Additional experiments

In the following subsection, we show additional results for the chemistry-based experiments, for both conditional generation as well as latent space traversal. Furthermore, we show how PluGeN works with the conditional normalizing flow instead of NICE as a base flow model.

Conditional generation

In the main paper, we presented results for conditional generation in the setting of a single attribute condition (where the value of the remaining attributes was sampled from their prior distribution). Here we also show results for a situation where set conditions on all attributes at the same time.

In particular, we tested 3 different settings:

  1. LogP set to 1.0, TPSA set to 60.0, SAS set to 5.0.

  2. LogP set to 3.0, TPSA set to 75.0, SAS set to 3.0.

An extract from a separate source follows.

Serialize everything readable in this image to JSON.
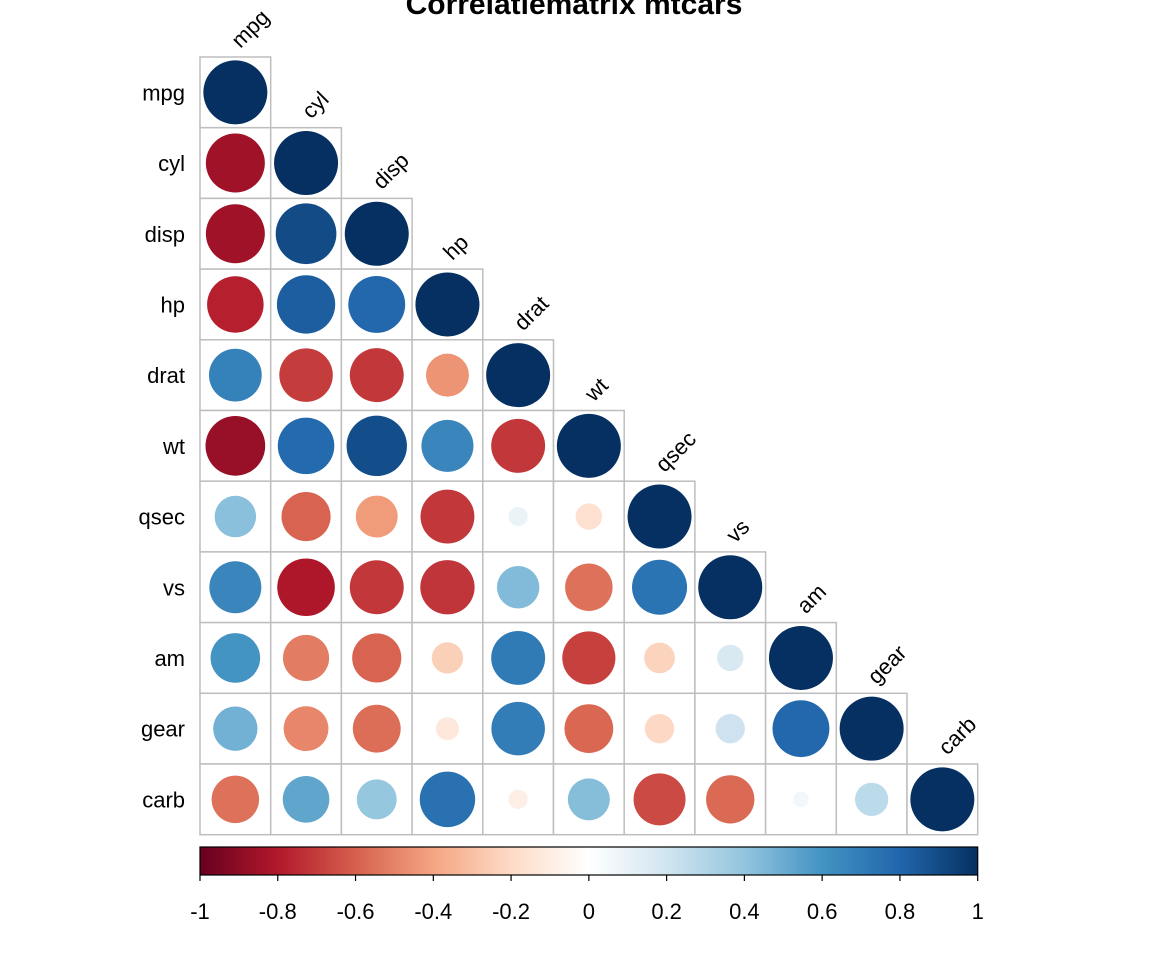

  3. LogP set to 5.0, TPSA set to 50.0, SAS set to 2.0.

The density plots of the attributes of the molecules generated in these settings are presented in Figure 17.

Latent space traversal

We also present more results for latent space traversals, which is a task that imitates the inter-class interpolation experiments from the image domain. For this purpose, we tested how PluGeN can traverse the latent space of CharVAE. Therefore, we selected a few random molecules from our dataset, and for every one, we forced PluGeN to gradually increase the value of the specified attribute by some value and decoded the resulting molecules back into the latent space. The goal of this task is to generate the molecules that are structurally similar to the initial one, except for changes in the desired attributes. This is an important challenge in the lead optimization stage of the drug discovery process.

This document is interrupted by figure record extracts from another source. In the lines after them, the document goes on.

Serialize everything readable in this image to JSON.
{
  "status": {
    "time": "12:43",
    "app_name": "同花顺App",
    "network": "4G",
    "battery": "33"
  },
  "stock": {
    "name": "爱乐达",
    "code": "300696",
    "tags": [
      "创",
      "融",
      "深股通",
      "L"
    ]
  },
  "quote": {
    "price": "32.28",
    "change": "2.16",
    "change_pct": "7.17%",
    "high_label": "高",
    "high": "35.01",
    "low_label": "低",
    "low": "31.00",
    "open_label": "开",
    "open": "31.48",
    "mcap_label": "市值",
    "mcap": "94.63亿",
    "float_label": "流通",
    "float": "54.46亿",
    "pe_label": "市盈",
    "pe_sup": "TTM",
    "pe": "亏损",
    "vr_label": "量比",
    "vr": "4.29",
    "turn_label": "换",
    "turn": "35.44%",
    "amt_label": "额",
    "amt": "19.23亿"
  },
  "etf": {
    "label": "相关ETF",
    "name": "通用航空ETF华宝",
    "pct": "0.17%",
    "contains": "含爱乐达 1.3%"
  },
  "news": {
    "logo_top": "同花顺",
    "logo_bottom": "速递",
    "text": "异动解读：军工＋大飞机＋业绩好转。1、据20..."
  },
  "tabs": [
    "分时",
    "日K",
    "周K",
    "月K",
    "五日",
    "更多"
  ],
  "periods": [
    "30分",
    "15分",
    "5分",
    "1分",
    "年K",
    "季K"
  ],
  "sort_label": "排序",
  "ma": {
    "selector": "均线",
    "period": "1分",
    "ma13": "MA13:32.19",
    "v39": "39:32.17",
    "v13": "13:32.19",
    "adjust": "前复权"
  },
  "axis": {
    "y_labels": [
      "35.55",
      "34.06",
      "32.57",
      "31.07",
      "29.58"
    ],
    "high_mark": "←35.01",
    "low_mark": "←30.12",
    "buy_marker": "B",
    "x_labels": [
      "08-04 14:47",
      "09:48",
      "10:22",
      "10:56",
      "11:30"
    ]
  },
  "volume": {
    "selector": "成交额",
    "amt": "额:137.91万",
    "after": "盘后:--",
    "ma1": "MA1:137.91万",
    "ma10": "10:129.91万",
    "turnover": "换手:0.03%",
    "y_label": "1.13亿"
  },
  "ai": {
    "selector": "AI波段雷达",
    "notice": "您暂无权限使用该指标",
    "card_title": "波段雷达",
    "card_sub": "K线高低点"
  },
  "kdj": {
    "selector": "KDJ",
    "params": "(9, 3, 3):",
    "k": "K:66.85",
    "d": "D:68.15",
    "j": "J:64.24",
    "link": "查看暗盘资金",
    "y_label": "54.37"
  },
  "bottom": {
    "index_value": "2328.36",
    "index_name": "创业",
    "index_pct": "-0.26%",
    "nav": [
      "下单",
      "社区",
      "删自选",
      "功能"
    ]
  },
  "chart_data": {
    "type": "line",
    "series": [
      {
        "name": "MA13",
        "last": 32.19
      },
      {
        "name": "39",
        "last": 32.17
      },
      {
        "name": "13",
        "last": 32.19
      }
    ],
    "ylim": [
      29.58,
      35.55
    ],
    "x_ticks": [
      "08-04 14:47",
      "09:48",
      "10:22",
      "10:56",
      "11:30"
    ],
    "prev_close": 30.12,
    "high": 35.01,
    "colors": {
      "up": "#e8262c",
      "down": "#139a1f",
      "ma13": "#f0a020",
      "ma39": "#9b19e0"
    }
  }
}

LogP For LogP, we forced PluGeN to increase the molecular attribute value by 3. Figures 18 and 19 show the obtained molecules, together with the optimized attribute values.

TPSA For TPSA, we forced PluGeN to increase the molecular attribute value by 40. Figures 20 and 21 show the obtained molecules, together with the optimized attribute values.

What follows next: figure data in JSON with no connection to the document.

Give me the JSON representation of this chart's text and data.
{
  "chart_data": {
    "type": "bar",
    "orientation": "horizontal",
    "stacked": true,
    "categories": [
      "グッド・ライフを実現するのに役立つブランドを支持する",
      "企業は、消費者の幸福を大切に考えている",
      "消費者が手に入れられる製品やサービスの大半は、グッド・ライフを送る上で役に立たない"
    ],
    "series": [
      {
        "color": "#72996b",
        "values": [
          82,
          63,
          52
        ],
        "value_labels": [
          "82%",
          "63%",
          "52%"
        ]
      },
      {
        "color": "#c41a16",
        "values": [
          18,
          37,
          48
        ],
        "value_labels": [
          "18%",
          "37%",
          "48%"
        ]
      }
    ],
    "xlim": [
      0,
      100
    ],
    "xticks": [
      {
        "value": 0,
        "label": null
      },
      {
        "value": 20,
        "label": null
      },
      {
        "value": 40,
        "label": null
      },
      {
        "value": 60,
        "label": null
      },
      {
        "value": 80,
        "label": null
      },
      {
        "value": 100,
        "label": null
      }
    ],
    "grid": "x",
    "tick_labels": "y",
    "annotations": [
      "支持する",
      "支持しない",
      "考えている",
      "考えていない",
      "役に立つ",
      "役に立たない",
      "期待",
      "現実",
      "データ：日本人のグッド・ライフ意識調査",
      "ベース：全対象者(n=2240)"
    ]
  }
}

SAS. For SAS, we forced PluGeN to increase the molecular attribute value by 2. Figures 22 and 23 show the obtained molecules, together with the optimized attribute values.


We also tested how replacing NICE Dinh, Krueger, and Bengio (2014) with conditional normalizing flow Chen et al. (2018) affects the process of molecular generation using PluGeN. For this purpose, we repeated the chemistry-based conditional generation experiments from the main text, but with CNF as our backbone flow model. Results are presented in Figure 24. One can see, that in this version PluGeN is also capable of moving the density of the attributes of the generated molecules towards the desired value. The obtained changes, however, are worse than in the case of NICE as a flow backbone.

Figure 24: Distribution of labeled attributes for generated molecules for PluGeN with the conditional normalizing flow, together with distribution for the training dataset. Each color shows the value of the labeled attribute that was used for generation.